La elección de los sirvientes no es de poca importancia para un príncipe, y son buenos o no según la perspicacia del príncipe.
Y la primera opinión que uno se forma de un príncipe, y de su entendimiento, se obtiene al observar a los hombres que tiene a su alrededor; y cuando estos son capaces y fieles, siempre se le puede considerar prudente, porque ha sabido reconocer a los capaces y conservarlos fieles.
Pero cuando no son así, no se puede tener una buena opinión de él, pues el primer error que cometió fue al elegirlos.
No hubo nadie que conociera a mester Antonio da Venafro como servidor de Pandolfo Petrucci, príncipe de Siena, que no considerase a Pandolfo un hombre muy astuto por tener a Venafro a su servicio.
Porque hay tres clases de intelectos: * uno que comprende por sí mismo; * otro que aprecia lo que otros han comprendido; * y un tercero que ni comprende por sí mismo ni con la ayuda de los demás;
el primero es el más excelente, el segundo es bueno, el tercero es inútil.
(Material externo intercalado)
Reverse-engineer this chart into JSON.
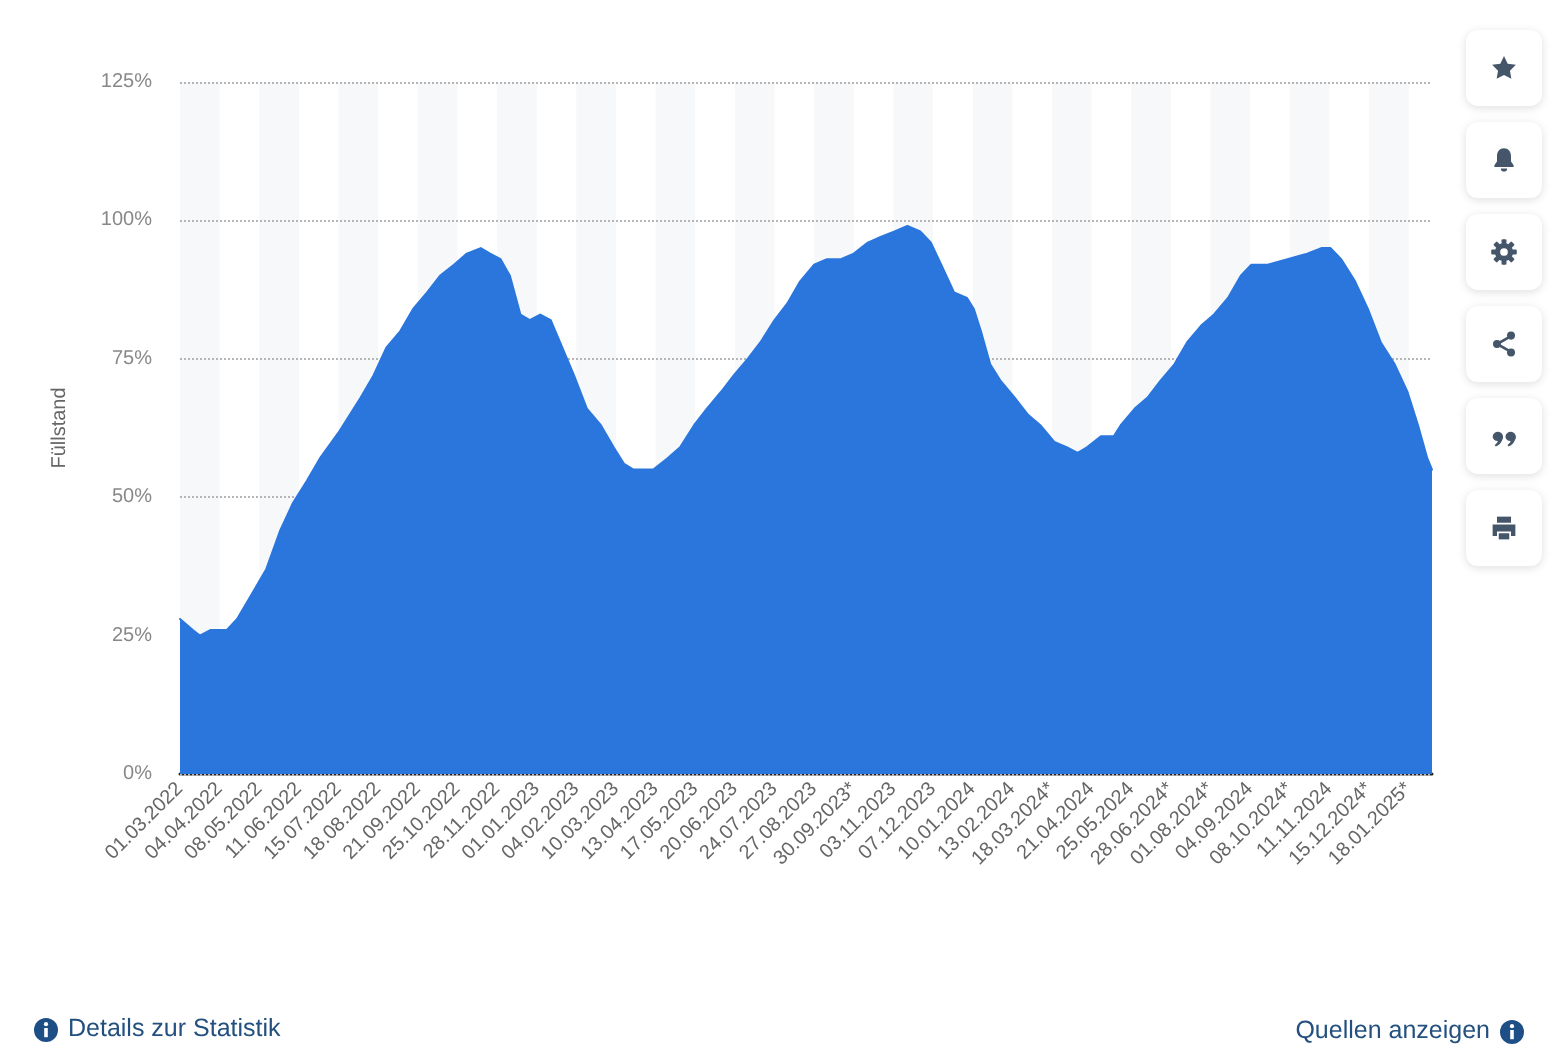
{
  "chart_data": {
    "type": "area",
    "ylabel": "Füllstand",
    "color": "#2a76dd",
    "x": [
      "2022-03-01",
      "2022-03-12",
      "2022-03-18",
      "2022-03-27",
      "2022-04-04",
      "2022-04-10",
      "2022-04-19",
      "2022-05-03",
      "2022-05-14",
      "2022-05-26",
      "2022-06-06",
      "2022-06-18",
      "2022-06-29",
      "2022-07-16",
      "2022-08-03",
      "2022-08-14",
      "2022-08-25",
      "2022-09-06",
      "2022-09-17",
      "2022-09-29",
      "2022-10-10",
      "2022-10-22",
      "2022-11-02",
      "2022-11-14",
      "2022-11-22",
      "2022-12-01",
      "2022-12-09",
      "2022-12-18",
      "2022-12-26",
      "2023-01-04",
      "2023-01-13",
      "2023-01-21",
      "2023-02-02",
      "2023-02-13",
      "2023-02-25",
      "2023-03-08",
      "2023-03-17",
      "2023-03-25",
      "2023-04-06",
      "2023-04-11",
      "2023-04-23",
      "2023-05-04",
      "2023-05-16",
      "2023-05-27",
      "2023-06-08",
      "2023-06-19",
      "2023-07-01",
      "2023-07-12",
      "2023-07-24",
      "2023-08-04",
      "2023-08-15",
      "2023-08-27",
      "2023-09-07",
      "2023-09-19",
      "2023-09-30",
      "2023-10-12",
      "2023-10-23",
      "2023-11-04",
      "2023-11-15",
      "2023-11-26",
      "2023-12-05",
      "2023-12-14",
      "2023-12-25",
      "2024-01-05",
      "2024-01-11",
      "2024-01-17",
      "2024-01-25",
      "2024-02-03",
      "2024-02-15",
      "2024-02-26",
      "2024-03-08",
      "2024-03-20",
      "2024-03-31",
      "2024-04-09",
      "2024-04-17",
      "2024-04-29",
      "2024-05-10",
      "2024-05-16",
      "2024-05-28",
      "2024-06-08",
      "2024-06-19",
      "2024-07-01",
      "2024-07-12",
      "2024-07-24",
      "2024-08-04",
      "2024-08-16",
      "2024-08-27",
      "2024-09-05",
      "2024-09-19",
      "2024-10-06",
      "2024-10-23",
      "2024-11-04",
      "2024-11-12",
      "2024-11-21",
      "2024-12-03",
      "2024-12-14",
      "2024-12-25",
      "2025-01-06",
      "2025-01-17",
      "2025-01-26",
      "2025-02-03",
      "2025-02-07"
    ],
    "values": [
      28,
      26,
      25,
      26,
      26,
      26,
      28,
      33,
      37,
      44,
      49,
      53,
      57,
      62,
      68,
      72,
      77,
      80,
      84,
      87,
      90,
      92,
      94,
      95,
      94,
      93,
      90,
      83,
      82,
      83,
      82,
      78,
      72,
      66,
      63,
      59,
      56,
      55,
      55,
      55,
      57,
      59,
      63,
      66,
      69,
      72,
      75,
      78,
      82,
      85,
      89,
      92,
      93,
      93,
      94,
      96,
      97,
      98,
      99,
      98,
      96,
      92,
      87,
      86,
      84,
      80,
      74,
      71,
      68,
      65,
      63,
      60,
      59,
      58,
      59,
      61,
      61,
      63,
      66,
      68,
      71,
      74,
      78,
      81,
      83,
      86,
      90,
      92,
      92,
      93,
      94,
      95,
      95,
      93,
      89,
      84,
      78,
      74,
      69,
      63,
      57,
      55
    ],
    "xlim": [
      "2022-03-01",
      "2025-02-07"
    ],
    "xticks": [
      {
        "value": "2022-03-01",
        "label": "01.03.2022"
      },
      {
        "value": "2022-04-04",
        "label": "04.04.2022"
      },
      {
        "value": "2022-05-08",
        "label": "08.05.2022"
      },
      {
        "value": "2022-06-11",
        "label": "11.06.2022"
      },
      {
        "value": "2022-07-15",
        "label": "15.07.2022"
      },
      {
        "value": "2022-08-18",
        "label": "18.08.2022"
      },
      {
        "value": "2022-09-21",
        "label": "21.09.2022"
      },
      {
        "value": "2022-10-25",
        "label": "25.10.2022"
      },
      {
        "value": "2022-11-28",
        "label": "28.11.2022"
      },
      {
        "value": "2023-01-01",
        "label": "01.01.2023"
      },
      {
        "value": "2023-02-04",
        "label": "04.02.2023"
      },
      {
        "value": "2023-03-10",
        "label": "10.03.2023"
      },
      {
        "value": "2023-04-13",
        "label": "13.04.2023"
      },
      {
        "value": "2023-05-17",
        "label": "17.05.2023"
      },
      {
        "value": "2023-06-20",
        "label": "20.06.2023"
      },
      {
        "value": "2023-07-24",
        "label": "24.07.2023"
      },
      {
        "value": "2023-08-27",
        "label": "27.08.2023"
      },
      {
        "value": "2023-09-30",
        "label": "30.09.2023*"
      },
      {
        "value": "2023-11-03",
        "label": "03.11.2023"
      },
      {
        "value": "2023-12-07",
        "label": "07.12.2023"
      },
      {
        "value": "2024-01-10",
        "label": "10.01.2024"
      },
      {
        "value": "2024-02-13",
        "label": "13.02.2024"
      },
      {
        "value": "2024-03-18",
        "label": "18.03.2024*"
      },
      {
        "value": "2024-04-21",
        "label": "21.04.2024"
      },
      {
        "value": "2024-05-25",
        "label": "25.05.2024"
      },
      {
        "value": "2024-06-28",
        "label": "28.06.2024*"
      },
      {
        "value": "2024-08-01",
        "label": "01.08.2024*"
      },
      {
        "value": "2024-09-04",
        "label": "04.09.2024"
      },
      {
        "value": "2024-10-08",
        "label": "08.10.2024*"
      },
      {
        "value": "2024-11-11",
        "label": "11.11.2024"
      },
      {
        "value": "2024-12-15",
        "label": "15.12.2024*"
      },
      {
        "value": "2025-01-18",
        "label": "18.01.2025*"
      }
    ],
    "ylim": [
      0,
      125
    ],
    "yticks": [
      {
        "value": 0,
        "label": "0%"
      },
      {
        "value": 25,
        "label": "25%"
      },
      {
        "value": 50,
        "label": "50%"
      },
      {
        "value": 75,
        "label": "75%"
      },
      {
        "value": 100,
        "label": "100%"
      },
      {
        "value": 125,
        "label": "125%"
      }
    ],
    "grid": true,
    "annotations": [
      "Details zur Statistik",
      "Quellen anzeigen"
    ]
  }
}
Por consiguiente, se sigue necesariamente que, si Pandolfo no estaba en el primer rango, se encontraba en el segundo, pues siempre que uno tiene el juicio para reconocer el bien y el mal cuando se dice y se hace, aunque él mismo no tenga la iniciativa, puede distinguir lo bueno y lo malo en su servidor, alabando lo uno y corrigiendo lo otro; de este modo el servidor no puede esperar engañarlo, y se mantiene honrado.
Pero para que un príncipe pueda formarse una opinión sobre su ministro hay una prueba que nunca falla: cuando ves que el ministro piensa más en sus propios intereses que en los tuyos, y que busca en todo su propio beneficio, semejante hombre nunca será un buen ministro, ni podrás confiar jamás en él; porque quien tiene en sus manos el Estado de otro nunca debe pensar en sí mismo, sino siempre en su príncipe, y no prestar jamás atención a asuntos en los que el príncipe no esté interesado.
Por otra parte, para mantener fiel a su servidor, el príncipe debe estudiarlo, honrarlo, enriquecerlo, hacerle favores, compartiendo con él los honores y las cargas; y al mismo tiempo hacerle ver que no puede mantenerse por sí solo, de modo que muchos honores no le hagan desear más, muchas riquezas no le hagan apetecer más, y que tantas cargas le hagan temer los reveses. Cuando, por tanto, los servidores, y los príncipes hacia los servidores, se hallan dispuestos de este modo, pueden confiar el uno en el otro; pero cuando es de otro modo, el final será siempre desastroso para el uno o para el otro.